Review: Spymaster: The Life of Britain's Most Decorated Cold War Spy and Head of MI6, Sir Maurice Oldfield

Spymaster: The Life of Britain's Most Decorated Cold War Spy and Head of MI6, Sir Maurice Oldfield Spymaster: The Life of Britain's Most Decorated Cold War Spy and Head of MI6, Sir Maurice Oldfield by Martin Pearce
My rating: 3 of 5 stars

Martin Pearce has a distinct memory of asking his uncle what he did and hearing the reply ‘Oh it’s quite boring really, dear boy. I’m a kind of security guard at embassies’. It was an unusual choice of career for the son of a Derbyshire farmer, who normally would have followed his father on the farm. But the truth was much stranger than that, because Maurice Oldfield was Head of MI6.

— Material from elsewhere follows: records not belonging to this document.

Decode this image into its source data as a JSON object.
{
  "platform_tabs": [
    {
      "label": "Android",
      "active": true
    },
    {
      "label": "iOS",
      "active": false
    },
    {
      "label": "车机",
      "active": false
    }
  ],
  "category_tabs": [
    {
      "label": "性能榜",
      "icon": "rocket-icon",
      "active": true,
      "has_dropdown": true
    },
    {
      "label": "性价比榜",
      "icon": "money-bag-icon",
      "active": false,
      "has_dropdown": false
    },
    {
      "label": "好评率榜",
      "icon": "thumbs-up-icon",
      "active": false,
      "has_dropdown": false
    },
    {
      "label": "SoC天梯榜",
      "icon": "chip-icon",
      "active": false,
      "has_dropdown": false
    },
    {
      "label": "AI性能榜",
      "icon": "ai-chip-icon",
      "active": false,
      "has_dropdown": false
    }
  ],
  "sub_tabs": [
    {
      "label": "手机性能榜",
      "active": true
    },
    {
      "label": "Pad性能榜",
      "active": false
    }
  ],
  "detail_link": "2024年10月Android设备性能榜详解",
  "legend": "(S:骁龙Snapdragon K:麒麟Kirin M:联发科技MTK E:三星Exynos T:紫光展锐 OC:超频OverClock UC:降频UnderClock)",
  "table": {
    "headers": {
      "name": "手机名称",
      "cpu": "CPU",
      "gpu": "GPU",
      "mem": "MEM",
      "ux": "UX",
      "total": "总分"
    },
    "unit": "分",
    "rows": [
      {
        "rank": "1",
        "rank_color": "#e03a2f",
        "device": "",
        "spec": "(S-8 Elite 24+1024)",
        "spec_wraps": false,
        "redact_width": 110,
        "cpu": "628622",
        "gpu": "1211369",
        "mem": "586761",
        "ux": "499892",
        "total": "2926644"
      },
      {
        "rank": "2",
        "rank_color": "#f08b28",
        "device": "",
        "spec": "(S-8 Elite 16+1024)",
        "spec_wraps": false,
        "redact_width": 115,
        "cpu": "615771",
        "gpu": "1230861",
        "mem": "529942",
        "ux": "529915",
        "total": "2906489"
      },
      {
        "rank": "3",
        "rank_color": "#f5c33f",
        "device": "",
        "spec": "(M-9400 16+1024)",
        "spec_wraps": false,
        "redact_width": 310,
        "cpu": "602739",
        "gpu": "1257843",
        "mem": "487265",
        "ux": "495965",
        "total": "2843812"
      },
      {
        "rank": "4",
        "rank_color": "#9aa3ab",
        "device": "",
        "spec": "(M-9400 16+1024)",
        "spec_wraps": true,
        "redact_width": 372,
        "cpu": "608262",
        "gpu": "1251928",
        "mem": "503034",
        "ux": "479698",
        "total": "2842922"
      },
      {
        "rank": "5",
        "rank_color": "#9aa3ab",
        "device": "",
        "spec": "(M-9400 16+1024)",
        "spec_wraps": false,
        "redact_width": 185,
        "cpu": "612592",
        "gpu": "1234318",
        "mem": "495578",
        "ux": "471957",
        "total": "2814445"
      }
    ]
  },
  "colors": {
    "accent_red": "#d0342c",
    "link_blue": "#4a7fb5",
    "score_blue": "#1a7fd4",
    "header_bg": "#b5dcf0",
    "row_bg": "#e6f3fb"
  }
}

He was educated at Lady Manners School and then went to Victoria University of Manchester after gaining a scholarship. He gained a First Class degree in Medieval history and was elected a fellow. Then World War 2 started and he went from a quiet university life to signing up; his potential was realised, and he was seconded into the Intelligence Corps. His war service meant that he was awarded an MBE, and promptly joined MI6, starting in Counter-Intelligence. So began his career in the shadowy world of the spies.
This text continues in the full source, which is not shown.